Je me souviens d’un jeune alpiniste rencontré en ce lieu il y a bientôt trente ans. Il a traversé la vie comme une météorite, en en suivant la trajectoire, ce qui l’a conduit à aller se fracasser après une chute. Ce soir-là, nous étions sur la terrasse du refuge, il était déjà tard. Nous distinguons une personne au bas du glacier qui se déplace à vive allure. Il s’agissait de notre jeune alpiniste. Il ne lui fallut pas longtemps pour atteindre le refuge. Il posa son sac et nous avons engagé la conversation. Il était parti vers les 15 heures du Fayet à vélo. Arrivé à la gare du train du Montenvers, il loupa de justesse la dernière rame. Il ne se découragea pas et partit à pied. Le voilà donc parmi nous. Il nous raconta une multitude de récits au sujet de ses escalades extrêmes dans des conditions ahurissantes. Vers 11 heures nous avons pris congé car nous nous levions à 2 heures du matin pour aller à la face ouest des Petites Jorasses. Lui nous dit simplement : je pars pour le Linceul. Sans plus attendre après cette pose sur la terrasse du refuge il se mit en route. Lorsque nous nous sommes levés, dans la nuit profonde nous avons distingué très nettement sa lampe frontale accrochée au tiers inférieur de cette redoutable pente de glace, parcourue pour la première fois par René Desmaison, une dizaine d’années auparavant.
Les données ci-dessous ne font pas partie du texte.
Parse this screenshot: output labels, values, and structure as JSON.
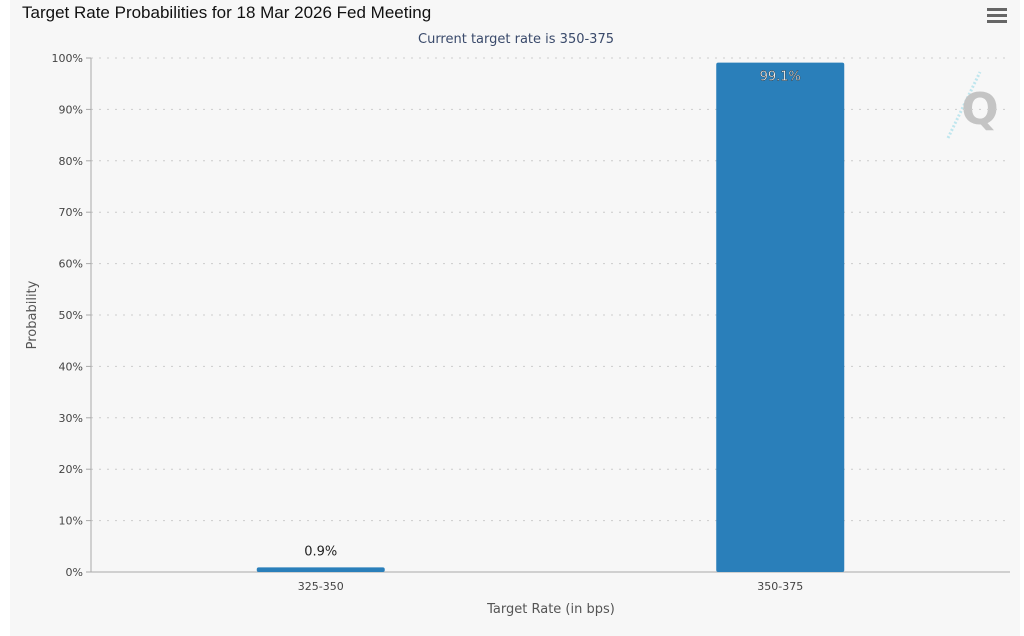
{
  "chart_data": {
    "type": "bar",
    "title": "Target Rate Probabilities for 18 Mar 2026 Fed Meeting",
    "subtitle": "Current target rate is 350-375",
    "categories": [
      "325-350",
      "350-375"
    ],
    "values": [
      0.9,
      99.1
    ],
    "data_labels": [
      "0.9%",
      "99.1%"
    ],
    "xlabel": "Target Rate (in bps)",
    "ylabel": "Probability",
    "ylim": [
      0,
      100
    ],
    "yticks": [
      "0%",
      "10%",
      "20%",
      "30%",
      "40%",
      "50%",
      "60%",
      "70%",
      "80%",
      "90%",
      "100%"
    ],
    "grid": true,
    "bar_color": "#2a7fba"
  },
  "menu_icon": "hamburger-menu-icon",
  "watermark": "Q"
}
Tous les grands alpinistes sont venus se confronter aux Grandes Jorasses, et ceux qui ont relaté par écrit leurs exploits, ont parlé de ce refuge. Parmi ceux-ci je n’en citerai que trois parmi les plus célèbres, qui m’ont fait rêver depuis mon plus jeune âge, Lionel Terray, Gaston Rebuffat et Louis Lachenal. Ce dernier, vainqueur du premier 8000 grimpé par un homme, l’Annapurna, était considéré par beaucoup de ses pairs, comme l’alpiniste le plus doué de sa génération. Il s’est tué bêtement en tombant dans une crevasse de la vallée blanche, lors d’une descente à ski. Son livre « les carnets du vertige » est une ode héroïque à l’alpinisme extrême, qui m’a fait vibrer à chaque ligne, tellement il a su exprimer sa passion et son génie de montagnard.
Les conditions météorologiques ne sont pas bonnes. Il nous faut nous préparer demain à un retour sous la pluie. Nous essayerons de suivre un cheminement plus aisé, en restant plus sur les glaciers, qu’il s’agisse de celui de Leschaux puis de la mer de Glace. En effet, à la montée à plusieurs reprises nous avons progressé sur d’immenses moraines, entassement d’énormes blocs, rendant la marche lente et pénible. La gardienne nous montre l’itinéraire le plus pratique, en particulier le passage le moins évident, la jonction des deux glaciers.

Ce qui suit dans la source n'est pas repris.